Learning Thai was easy compared to learning how tribals in Wayanad cooked. She lived close to where these people lived to learn the nuances of their cooking.

Self taught

As the conversation veers towards the healthy techniques that the tribals adopt, she talks about a drink that tribals make out of pumpkin and honey. “They lop off the head of the pumpkin, fill it up with honey and fruits such as jackfruits and plantains etc and put the ‘lid' back, seal it, and bury it for around a month. At the end of that period if you open the pumpkin, the lid will be blown off literally. So they poke holes into the pumpking and collect the fermented drink…it gives you a real high!” The whole world is talking about slow cooking, but when this woman talks about it and the healthiness of it, the glossy la-di-dah sheen fades away and only common sense remains. “Everybody is in such a rush. They , turn the fire on full and cook-it-fast seems to be order of the day. When something is cooked slow it is tastier and healthier.”

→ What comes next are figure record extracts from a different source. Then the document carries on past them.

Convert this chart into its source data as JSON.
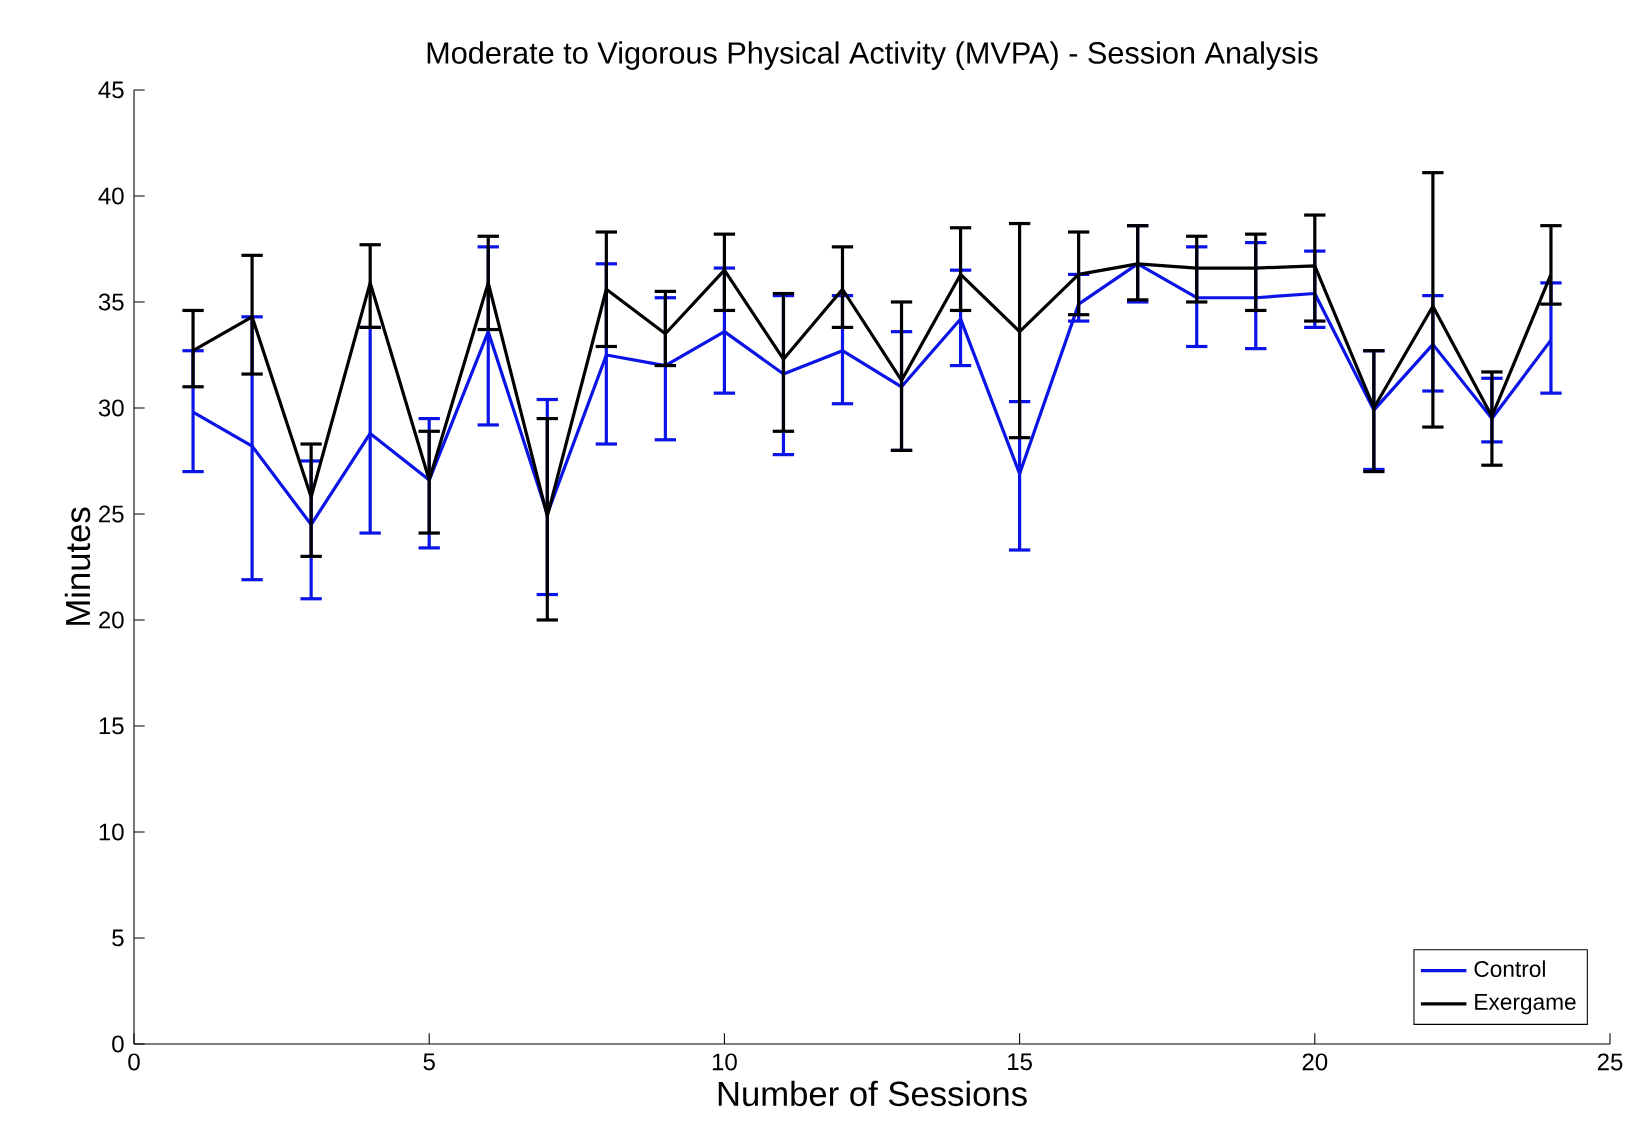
{
  "chart_data": {
    "type": "line",
    "title": "Moderate to Vigorous Physical Activity (MVPA) - Session Analysis",
    "xlabel": "Number of Sessions",
    "ylabel": "Minutes",
    "x": [
      1,
      2,
      3,
      4,
      5,
      6,
      7,
      8,
      9,
      10,
      11,
      12,
      13,
      14,
      15,
      16,
      17,
      18,
      19,
      20,
      21,
      22,
      23,
      24
    ],
    "series": [
      {
        "name": "Control",
        "color": "#0a14e6",
        "values": [
          29.8,
          28.2,
          24.5,
          28.8,
          26.6,
          33.6,
          25.0,
          32.5,
          32.0,
          33.6,
          31.6,
          32.7,
          31.0,
          34.2,
          26.9,
          34.9,
          36.8,
          35.2,
          35.2,
          35.4,
          29.9,
          33.0,
          29.5,
          33.2
        ],
        "errors": [
          [
            27.0,
            32.7
          ],
          [
            21.9,
            34.3
          ],
          [
            21.0,
            27.5
          ],
          [
            24.1,
            33.8
          ],
          [
            23.4,
            29.5
          ],
          [
            29.2,
            37.6
          ],
          [
            21.2,
            30.4
          ],
          [
            28.3,
            36.8
          ],
          [
            28.5,
            35.2
          ],
          [
            30.7,
            36.6
          ],
          [
            27.8,
            35.3
          ],
          [
            30.2,
            35.3
          ],
          [
            28.0,
            33.6
          ],
          [
            32.0,
            36.5
          ],
          [
            23.3,
            30.3
          ],
          [
            34.1,
            36.3
          ],
          [
            35.0,
            38.6
          ],
          [
            32.9,
            37.6
          ],
          [
            32.8,
            37.8
          ],
          [
            33.8,
            37.4
          ],
          [
            27.1,
            32.7
          ],
          [
            30.8,
            35.3
          ],
          [
            28.4,
            31.4
          ],
          [
            30.7,
            35.9
          ]
        ]
      },
      {
        "name": "Exergame",
        "color": "#000000",
        "values": [
          32.7,
          34.3,
          25.8,
          35.9,
          26.6,
          35.9,
          24.9,
          35.6,
          33.5,
          36.5,
          32.3,
          35.6,
          31.3,
          36.3,
          33.6,
          36.3,
          36.8,
          36.6,
          36.6,
          36.7,
          30.0,
          34.8,
          29.6,
          36.3
        ],
        "errors": [
          [
            31.0,
            34.6
          ],
          [
            31.6,
            37.2
          ],
          [
            23.0,
            28.3
          ],
          [
            33.8,
            37.7
          ],
          [
            24.1,
            28.9
          ],
          [
            33.7,
            38.1
          ],
          [
            20.0,
            29.5
          ],
          [
            32.9,
            38.3
          ],
          [
            32.0,
            35.5
          ],
          [
            34.6,
            38.2
          ],
          [
            28.9,
            35.4
          ],
          [
            33.8,
            37.6
          ],
          [
            28.0,
            35.0
          ],
          [
            34.6,
            38.5
          ],
          [
            28.6,
            38.7
          ],
          [
            34.4,
            38.3
          ],
          [
            35.1,
            38.6
          ],
          [
            35.0,
            38.1
          ],
          [
            34.6,
            38.2
          ],
          [
            34.1,
            39.1
          ],
          [
            27.0,
            32.7
          ],
          [
            29.1,
            41.1
          ],
          [
            27.3,
            31.7
          ],
          [
            34.9,
            38.6
          ]
        ]
      }
    ],
    "xlim": [
      0,
      25
    ],
    "xticks": [
      0,
      5,
      10,
      15,
      20,
      25
    ],
    "ylim": [
      0,
      45
    ],
    "yticks": [
      0,
      5,
      10,
      15,
      20,
      25,
      30,
      35,
      40,
      45
    ],
    "grid": false,
    "legend": "bottom right",
    "marker": "none",
    "line_style": "solid"
  }
}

She may not be formally trained in being a ‘chef', but she compensates by being extremely professional. She has put up a list of things that those entering the kitchen have to do before they start, and she will not compromise. And she says she checks. “I have a problem with slipshod work.” Hands on chef that she is and a perfectionist to boot, talk of perfectionism leading to garnishing and presentation. “The aim of cooking for a hotel is to make money by making people eat. And how does one do that? If something looks tempting people will eat, so why not make something look appetising? Garnishing therefore becomes important. Say it is fried fish; cabbage and carrot will not do, it will have to be onions, curry leaves etc.”

Latha talks of how chefs from fancy institutes have turned to her in times of crisis. “These people have told me that ‘although we may have the degrees to become chefs and executive chefs, it you who is the master chef'.” Fair enough because in a profession like Latha's, it is the food that does the talking not where the chef earned his cap.

A woman doing a man's job in a man's world, the gender dynamics of the situation? It hasn't been a problem for her, so far, she says. “I have worked under some great chefs, men of course! And they taught me a lot.” She is also grateful to a supportive family, most of all her husband and three daughters “without their support none of this would have been possible.”